In his final argument to the Canadian Environmental Assessment Agency reviewing the application by Taseko Mines to construct an open pit mine south of Williams Lake, UBC mining engineer professor John Meech said the Cariboo region has "an obligation to offer mined
commodities for trade on the global marketplace."
Meech argued that First Nations concerns about the environmental and culture impacts of the development must be taken in the context of how modern aboriginals use the land.
"First Nations use TVs, cell phones, guns, trucks, and many modern conveniences to conduct
their traditional ways (hunting, fishing, collecting berries) and to participate in our modern
world," he wrote. "All these items rely on mining. If we don't mine then we are transferring temporary disturbances that we may encounter in our country to the Third World where mining is done in a much less regulated fashion leaving behind permanent damage."
The month-long environmental assessment process began with general topic hearings in Williams Lake. Those were followed by technical hearings on specific topic areas and community visits to local First Nations.
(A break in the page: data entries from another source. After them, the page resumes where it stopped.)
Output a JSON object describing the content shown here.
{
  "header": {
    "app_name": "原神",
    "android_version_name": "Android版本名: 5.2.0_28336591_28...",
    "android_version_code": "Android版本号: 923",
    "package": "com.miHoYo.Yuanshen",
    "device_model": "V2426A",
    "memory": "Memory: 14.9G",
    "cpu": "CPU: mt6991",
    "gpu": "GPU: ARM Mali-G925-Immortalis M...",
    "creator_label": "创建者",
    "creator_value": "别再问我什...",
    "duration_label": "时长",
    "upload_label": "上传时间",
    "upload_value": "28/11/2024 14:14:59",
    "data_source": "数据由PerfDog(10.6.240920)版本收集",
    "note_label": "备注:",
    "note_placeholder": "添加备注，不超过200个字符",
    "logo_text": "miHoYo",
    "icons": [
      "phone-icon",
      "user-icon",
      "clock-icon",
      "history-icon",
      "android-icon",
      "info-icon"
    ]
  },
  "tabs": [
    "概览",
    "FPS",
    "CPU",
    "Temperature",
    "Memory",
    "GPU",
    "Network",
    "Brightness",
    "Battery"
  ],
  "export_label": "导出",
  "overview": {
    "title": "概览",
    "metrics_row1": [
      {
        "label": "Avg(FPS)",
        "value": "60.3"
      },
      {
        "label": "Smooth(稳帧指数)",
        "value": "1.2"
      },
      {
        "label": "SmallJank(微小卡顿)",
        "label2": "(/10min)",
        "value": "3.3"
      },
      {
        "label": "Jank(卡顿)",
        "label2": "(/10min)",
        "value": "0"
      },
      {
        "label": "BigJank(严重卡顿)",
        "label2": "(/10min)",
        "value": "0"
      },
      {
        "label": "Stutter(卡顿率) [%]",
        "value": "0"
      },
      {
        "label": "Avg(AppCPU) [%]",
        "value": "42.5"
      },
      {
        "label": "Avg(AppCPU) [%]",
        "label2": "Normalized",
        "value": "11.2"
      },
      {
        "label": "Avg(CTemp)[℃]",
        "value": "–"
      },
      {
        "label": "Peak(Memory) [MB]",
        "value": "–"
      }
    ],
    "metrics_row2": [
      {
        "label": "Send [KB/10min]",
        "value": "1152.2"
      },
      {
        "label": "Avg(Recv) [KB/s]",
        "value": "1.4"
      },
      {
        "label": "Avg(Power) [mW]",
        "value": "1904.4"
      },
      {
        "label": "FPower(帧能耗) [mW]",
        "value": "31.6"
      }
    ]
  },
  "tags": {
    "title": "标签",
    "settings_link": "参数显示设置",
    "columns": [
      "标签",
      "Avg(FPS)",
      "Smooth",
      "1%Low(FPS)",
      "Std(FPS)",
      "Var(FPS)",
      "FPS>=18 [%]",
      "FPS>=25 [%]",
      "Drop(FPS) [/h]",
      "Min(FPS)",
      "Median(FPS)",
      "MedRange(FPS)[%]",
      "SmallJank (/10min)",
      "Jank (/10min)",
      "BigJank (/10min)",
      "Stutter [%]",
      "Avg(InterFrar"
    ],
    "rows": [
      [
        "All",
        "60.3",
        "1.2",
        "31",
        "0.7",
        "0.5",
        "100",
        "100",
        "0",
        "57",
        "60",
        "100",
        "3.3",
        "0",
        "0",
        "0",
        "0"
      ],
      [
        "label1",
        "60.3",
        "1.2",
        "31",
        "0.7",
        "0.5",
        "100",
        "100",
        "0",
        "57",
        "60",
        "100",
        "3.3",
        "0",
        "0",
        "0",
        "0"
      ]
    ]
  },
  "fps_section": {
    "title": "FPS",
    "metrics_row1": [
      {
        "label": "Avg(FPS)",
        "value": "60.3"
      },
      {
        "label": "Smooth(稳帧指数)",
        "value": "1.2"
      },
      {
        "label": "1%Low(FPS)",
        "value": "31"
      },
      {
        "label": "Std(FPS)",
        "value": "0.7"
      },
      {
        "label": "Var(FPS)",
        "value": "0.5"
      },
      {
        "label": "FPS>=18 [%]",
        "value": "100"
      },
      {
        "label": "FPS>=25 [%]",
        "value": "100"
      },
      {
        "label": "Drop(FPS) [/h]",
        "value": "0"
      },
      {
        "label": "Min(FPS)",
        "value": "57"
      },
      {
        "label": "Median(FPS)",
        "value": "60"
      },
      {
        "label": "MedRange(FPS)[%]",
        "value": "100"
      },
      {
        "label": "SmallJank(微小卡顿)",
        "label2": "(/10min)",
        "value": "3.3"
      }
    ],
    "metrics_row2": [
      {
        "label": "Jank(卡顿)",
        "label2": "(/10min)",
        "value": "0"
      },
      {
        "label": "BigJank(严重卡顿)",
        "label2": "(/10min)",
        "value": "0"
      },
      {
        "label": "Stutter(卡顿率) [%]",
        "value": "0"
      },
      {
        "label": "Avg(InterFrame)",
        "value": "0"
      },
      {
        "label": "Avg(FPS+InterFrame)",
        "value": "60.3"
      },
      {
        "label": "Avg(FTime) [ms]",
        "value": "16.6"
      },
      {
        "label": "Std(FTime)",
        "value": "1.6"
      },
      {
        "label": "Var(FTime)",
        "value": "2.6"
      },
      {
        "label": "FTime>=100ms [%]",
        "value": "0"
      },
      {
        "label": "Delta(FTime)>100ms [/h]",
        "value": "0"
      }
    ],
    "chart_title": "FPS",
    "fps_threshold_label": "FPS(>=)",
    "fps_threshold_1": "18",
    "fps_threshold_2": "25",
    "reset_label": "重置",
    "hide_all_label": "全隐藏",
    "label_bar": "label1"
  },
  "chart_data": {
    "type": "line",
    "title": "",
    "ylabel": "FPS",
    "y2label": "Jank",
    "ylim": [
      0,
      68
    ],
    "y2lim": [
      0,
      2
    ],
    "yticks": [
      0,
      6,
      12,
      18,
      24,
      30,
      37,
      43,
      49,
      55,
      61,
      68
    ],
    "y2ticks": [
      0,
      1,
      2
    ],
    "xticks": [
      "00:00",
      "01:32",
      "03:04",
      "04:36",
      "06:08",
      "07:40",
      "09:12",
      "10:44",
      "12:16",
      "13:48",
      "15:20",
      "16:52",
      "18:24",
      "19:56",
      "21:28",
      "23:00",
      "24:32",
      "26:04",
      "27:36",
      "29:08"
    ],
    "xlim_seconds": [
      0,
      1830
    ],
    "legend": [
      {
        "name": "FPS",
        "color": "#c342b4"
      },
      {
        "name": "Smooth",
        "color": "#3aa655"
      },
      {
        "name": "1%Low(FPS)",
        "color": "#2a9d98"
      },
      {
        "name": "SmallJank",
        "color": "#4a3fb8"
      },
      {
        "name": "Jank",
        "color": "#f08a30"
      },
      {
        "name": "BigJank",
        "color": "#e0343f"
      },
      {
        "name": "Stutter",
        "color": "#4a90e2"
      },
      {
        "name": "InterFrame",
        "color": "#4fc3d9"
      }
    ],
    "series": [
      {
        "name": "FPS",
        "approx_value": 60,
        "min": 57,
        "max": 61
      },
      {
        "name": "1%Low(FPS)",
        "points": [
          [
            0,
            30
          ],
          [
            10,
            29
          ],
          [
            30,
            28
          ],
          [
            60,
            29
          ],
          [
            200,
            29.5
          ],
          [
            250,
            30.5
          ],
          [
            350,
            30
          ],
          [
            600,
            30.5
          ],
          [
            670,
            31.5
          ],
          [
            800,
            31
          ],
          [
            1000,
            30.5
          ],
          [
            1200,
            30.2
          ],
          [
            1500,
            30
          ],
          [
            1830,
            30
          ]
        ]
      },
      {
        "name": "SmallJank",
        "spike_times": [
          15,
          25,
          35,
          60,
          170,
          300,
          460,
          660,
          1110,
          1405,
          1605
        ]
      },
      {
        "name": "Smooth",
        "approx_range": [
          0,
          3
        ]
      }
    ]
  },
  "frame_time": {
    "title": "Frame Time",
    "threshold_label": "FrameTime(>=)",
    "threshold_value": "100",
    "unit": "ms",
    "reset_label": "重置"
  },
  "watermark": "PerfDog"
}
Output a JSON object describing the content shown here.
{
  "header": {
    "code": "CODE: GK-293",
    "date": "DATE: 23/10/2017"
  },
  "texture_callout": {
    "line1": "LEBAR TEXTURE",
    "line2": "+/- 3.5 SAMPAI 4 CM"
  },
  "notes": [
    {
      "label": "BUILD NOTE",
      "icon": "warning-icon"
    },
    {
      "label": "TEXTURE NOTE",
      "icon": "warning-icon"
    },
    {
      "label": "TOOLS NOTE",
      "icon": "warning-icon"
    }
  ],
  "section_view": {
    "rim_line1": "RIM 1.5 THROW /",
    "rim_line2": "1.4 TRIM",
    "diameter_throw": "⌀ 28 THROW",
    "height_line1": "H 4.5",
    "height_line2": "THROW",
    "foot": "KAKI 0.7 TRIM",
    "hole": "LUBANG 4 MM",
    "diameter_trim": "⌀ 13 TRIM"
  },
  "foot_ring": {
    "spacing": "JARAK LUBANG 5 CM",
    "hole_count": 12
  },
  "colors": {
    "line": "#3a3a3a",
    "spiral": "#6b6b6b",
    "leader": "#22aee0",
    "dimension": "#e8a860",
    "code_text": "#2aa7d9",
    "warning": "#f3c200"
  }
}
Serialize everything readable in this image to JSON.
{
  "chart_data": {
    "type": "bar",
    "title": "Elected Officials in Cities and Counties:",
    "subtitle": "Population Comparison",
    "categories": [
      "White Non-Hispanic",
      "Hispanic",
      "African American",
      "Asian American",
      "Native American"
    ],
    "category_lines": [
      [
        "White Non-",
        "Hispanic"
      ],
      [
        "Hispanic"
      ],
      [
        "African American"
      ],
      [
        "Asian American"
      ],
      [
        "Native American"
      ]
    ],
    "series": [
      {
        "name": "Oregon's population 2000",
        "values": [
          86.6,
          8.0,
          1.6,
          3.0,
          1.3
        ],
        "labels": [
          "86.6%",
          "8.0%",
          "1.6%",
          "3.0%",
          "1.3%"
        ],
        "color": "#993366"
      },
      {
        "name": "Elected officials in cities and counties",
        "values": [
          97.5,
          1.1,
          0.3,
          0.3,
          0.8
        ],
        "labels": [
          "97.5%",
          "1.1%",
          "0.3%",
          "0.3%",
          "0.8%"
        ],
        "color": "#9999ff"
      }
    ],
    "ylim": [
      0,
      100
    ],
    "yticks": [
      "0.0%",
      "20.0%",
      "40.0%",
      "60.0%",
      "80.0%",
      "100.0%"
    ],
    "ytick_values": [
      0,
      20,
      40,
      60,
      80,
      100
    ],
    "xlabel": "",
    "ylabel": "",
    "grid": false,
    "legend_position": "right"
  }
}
Throughout the hearings, proponents have emphasized the important role a new mine would play in reviving the region's economy, while opponents have cited environmental concerns for fish, grizzly bears and other wildlife.
The federal government rejected Taseko's first attempt to acquire an environmental certificate in 2010, but left the door open for the company to re-apply. The new plan no longer calls for Fish Lake to be transformed into a tailings pond. Instead a new tailings pond would be constructed upstream.
Not all local businesses expect to see a benefit if a mine is build. Taseko Lake Lodge owner Kelly Reuter said his tourism business would be decimated if the mine is built near his resort.
In his final argument Reuter told the panel that he and his family would have to move if the mine is built.
"My hope is that you clearly see this mine is neither wanted or welcome by us, our First Nation neighbors, our local non-First Nation community and concerned citizens, and various environmental groups who are openly and honestly facing the real environmental issues," Reuter wrote. "I also hope that you will not miss the fact that the economics of this mine do not outweigh the impacts and risks to the environment and people who depend upon this environment."
Meech counter-argued that mine would actually enhance eco-tourism opportunities in the region because mine tours could be incorporated into visitors' vacation plans.
"The story of how Fish Lake has been saved through Canada's environmental assessment process could be told to the world together with how governments, First Nations, and mining companies work together to reduce poverty and create new wealth," he wrote.
In its closing argument, Natural Resources Canada told the panel that the model used by Taseko to calculate possible seepage from the tailings pond into ground water contain "inherent limitations." The government department asked the panel to give more weight to its projections, which have a higher seepage rate than the model put forward by Taseko.
The panel will hear oral closing arguments on Friday in Williams Lake.